Foi uma decisão sua ou por causa desse caso foi pressionado a divulgar apenas as conclusões?
Não, foi uma decisão minha. Esta mudança foi muito discutida internamente. Esse caso deu-me a noção clara, porque eu vi-me nesse papel. E se fosse eu?
Se fosse consigo, teria deixado o processo avançar?
Não, claro.
Dizia há pouco que há uma curva de aprendizagem. Mas ainda recentemente houve um caso que gerou polémica: o facto de a Cresap ter sugerido a um dos nomes propostos para a Sofid (sociedade de financiamento para a internacionalização) “a frequência de uma formação complementar em gestão”.
Mas só divulgámos a conclusão.
Não merecia reservas este caso específico?
A pessoa não é um perito em banca, mas há uma função na administração para a qual não é necessária essa competência. Pelo contrário, um indivíduo perito em banca até seria negativo. Alguém tem de cuidar da casa, de tratar na área das relações públicas. Eu decido sempre assim: se isto fosse dinheiro meu, como decidiria?
E qual seria a sua decisão?
Ficaria com aquele senhor estritamente para aquelas funções. Partindo do princípio que não haveria outro melhor.
A polémica aqui também está relacionada com o facto de, inicialmente, este candidato ter sido proposto para presidente da Sofid.
Não comento.
Continua a haver a tentação de colocar determinadas pessoas em cargos públicos?
Nem toda a gente aprende com a curva da experiência da mesma forma e quando digo toda a gente refiro-me aos membros do Governo.
Como vê o facto de o Governo não ter nomeado até agora nenhum gestor chumbado pela Cresap, apesar de o parecer não ser vinculativo?
Do ponto de vista dos princípios, o Governo tem de ter esse direito. Um tribunal é um tribunal e tem três instâncias. Quem é que garante que eu estou certo? Há casos em que eu tenho dúvidas. O que o Governo tem é de dizer que nomeia e justificar por que contraria o nosso parecer.
O caso dos swaps fez com que duas importantes empresas estejam sem presidente (Parpública e Metro de Lisboa/Carris). O Governo tem insistido que as empresas estão a ser geridas com a restante equipa e que não há urgência. Como vê isto?
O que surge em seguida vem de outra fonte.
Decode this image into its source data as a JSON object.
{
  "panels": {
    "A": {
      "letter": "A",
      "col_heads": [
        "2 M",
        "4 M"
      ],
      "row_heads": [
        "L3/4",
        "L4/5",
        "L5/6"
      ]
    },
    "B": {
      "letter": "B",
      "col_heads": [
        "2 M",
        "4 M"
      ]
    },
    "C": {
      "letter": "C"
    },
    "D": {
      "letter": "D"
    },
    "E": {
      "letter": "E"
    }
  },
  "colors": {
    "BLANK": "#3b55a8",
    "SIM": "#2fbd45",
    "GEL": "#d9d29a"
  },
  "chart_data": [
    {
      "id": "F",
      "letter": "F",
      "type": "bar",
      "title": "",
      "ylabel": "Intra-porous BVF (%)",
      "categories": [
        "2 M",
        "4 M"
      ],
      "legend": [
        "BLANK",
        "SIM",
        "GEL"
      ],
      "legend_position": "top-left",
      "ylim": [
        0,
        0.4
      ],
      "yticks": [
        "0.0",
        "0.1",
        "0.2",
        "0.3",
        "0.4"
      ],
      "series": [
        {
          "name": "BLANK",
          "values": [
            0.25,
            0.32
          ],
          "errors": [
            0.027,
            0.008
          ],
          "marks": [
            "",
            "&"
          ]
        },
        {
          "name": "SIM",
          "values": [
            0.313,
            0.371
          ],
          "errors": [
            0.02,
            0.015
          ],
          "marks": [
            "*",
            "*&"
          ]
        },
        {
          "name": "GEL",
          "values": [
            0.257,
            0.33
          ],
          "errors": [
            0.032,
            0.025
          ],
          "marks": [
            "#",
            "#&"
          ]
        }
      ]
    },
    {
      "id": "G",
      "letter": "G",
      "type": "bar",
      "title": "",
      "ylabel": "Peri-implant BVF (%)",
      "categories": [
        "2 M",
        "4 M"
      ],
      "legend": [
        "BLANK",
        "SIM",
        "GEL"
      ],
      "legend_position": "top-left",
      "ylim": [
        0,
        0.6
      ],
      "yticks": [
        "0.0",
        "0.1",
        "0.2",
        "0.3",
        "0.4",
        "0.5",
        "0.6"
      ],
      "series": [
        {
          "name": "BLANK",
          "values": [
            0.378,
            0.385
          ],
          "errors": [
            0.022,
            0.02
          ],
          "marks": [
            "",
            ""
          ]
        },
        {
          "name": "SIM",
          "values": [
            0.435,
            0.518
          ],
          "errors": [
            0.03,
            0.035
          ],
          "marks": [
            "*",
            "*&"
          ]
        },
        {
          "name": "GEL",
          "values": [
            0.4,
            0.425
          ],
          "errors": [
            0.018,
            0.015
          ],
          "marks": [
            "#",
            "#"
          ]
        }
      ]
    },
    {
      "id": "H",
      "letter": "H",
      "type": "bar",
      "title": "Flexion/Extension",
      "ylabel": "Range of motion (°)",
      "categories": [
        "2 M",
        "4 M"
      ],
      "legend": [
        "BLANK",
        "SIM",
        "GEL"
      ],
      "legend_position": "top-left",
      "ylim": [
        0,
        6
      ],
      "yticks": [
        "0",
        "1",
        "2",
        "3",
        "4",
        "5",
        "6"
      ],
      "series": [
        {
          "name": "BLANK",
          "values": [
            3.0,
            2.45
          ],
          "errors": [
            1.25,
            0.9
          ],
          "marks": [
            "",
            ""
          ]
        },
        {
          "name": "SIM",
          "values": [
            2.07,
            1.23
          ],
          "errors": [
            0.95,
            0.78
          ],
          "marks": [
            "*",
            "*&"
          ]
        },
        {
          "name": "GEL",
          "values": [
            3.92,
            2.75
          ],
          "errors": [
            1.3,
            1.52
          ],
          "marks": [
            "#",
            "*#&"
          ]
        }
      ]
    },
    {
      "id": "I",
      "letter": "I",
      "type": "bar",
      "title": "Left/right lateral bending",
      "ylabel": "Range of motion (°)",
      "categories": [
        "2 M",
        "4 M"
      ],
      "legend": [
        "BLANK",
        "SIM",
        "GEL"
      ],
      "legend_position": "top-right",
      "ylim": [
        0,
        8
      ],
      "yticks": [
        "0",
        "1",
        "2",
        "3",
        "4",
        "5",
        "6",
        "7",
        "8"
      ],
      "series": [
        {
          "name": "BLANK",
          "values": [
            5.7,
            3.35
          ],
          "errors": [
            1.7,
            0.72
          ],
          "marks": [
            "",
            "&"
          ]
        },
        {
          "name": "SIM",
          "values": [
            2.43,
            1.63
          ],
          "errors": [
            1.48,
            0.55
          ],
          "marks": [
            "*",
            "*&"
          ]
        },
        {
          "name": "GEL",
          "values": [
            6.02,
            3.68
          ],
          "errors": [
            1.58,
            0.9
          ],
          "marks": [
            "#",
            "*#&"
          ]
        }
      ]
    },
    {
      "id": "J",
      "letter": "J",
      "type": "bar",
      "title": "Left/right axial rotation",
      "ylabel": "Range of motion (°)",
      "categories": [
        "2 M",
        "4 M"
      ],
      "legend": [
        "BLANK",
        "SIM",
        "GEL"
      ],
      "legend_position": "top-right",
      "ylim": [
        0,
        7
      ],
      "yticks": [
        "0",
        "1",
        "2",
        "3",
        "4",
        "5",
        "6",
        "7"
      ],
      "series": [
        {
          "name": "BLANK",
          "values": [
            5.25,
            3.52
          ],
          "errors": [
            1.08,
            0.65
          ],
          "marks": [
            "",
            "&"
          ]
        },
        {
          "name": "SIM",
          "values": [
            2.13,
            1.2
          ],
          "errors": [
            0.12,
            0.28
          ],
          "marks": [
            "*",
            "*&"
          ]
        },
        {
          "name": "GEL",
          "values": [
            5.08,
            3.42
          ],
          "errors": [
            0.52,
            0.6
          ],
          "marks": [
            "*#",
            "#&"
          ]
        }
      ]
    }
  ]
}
Um presidente é sempre importante, mas na sua ausência há um vogal ou um vice-presidente que asseguram a gestão. Não é inédito. Se o Governo acha que não é assim tão importante nomear, significa que os conselhos de administração podem funcionar com menos um membro. É uma boa forma de reduzir os cargos dirigentes e uma indicação para que, no futuro, seja diminuído o número de administradores. Se as empresas estão a dar prejuízo, o prejuízo será menor.
No caso dos gestores públicos tem havido dificuldades por parte do Governo em encontrar pessoas para os cargos.
Disseram-me isso uma vez, mas não disseram uma segunda. Quando dei duas reservas, argumentaram que é difícil encontrar pessoas. Na semana seguinte deram-me dois nomes excelentes. O argumento não colhe. Pode haver outro tipo de interesses, não me pronuncio.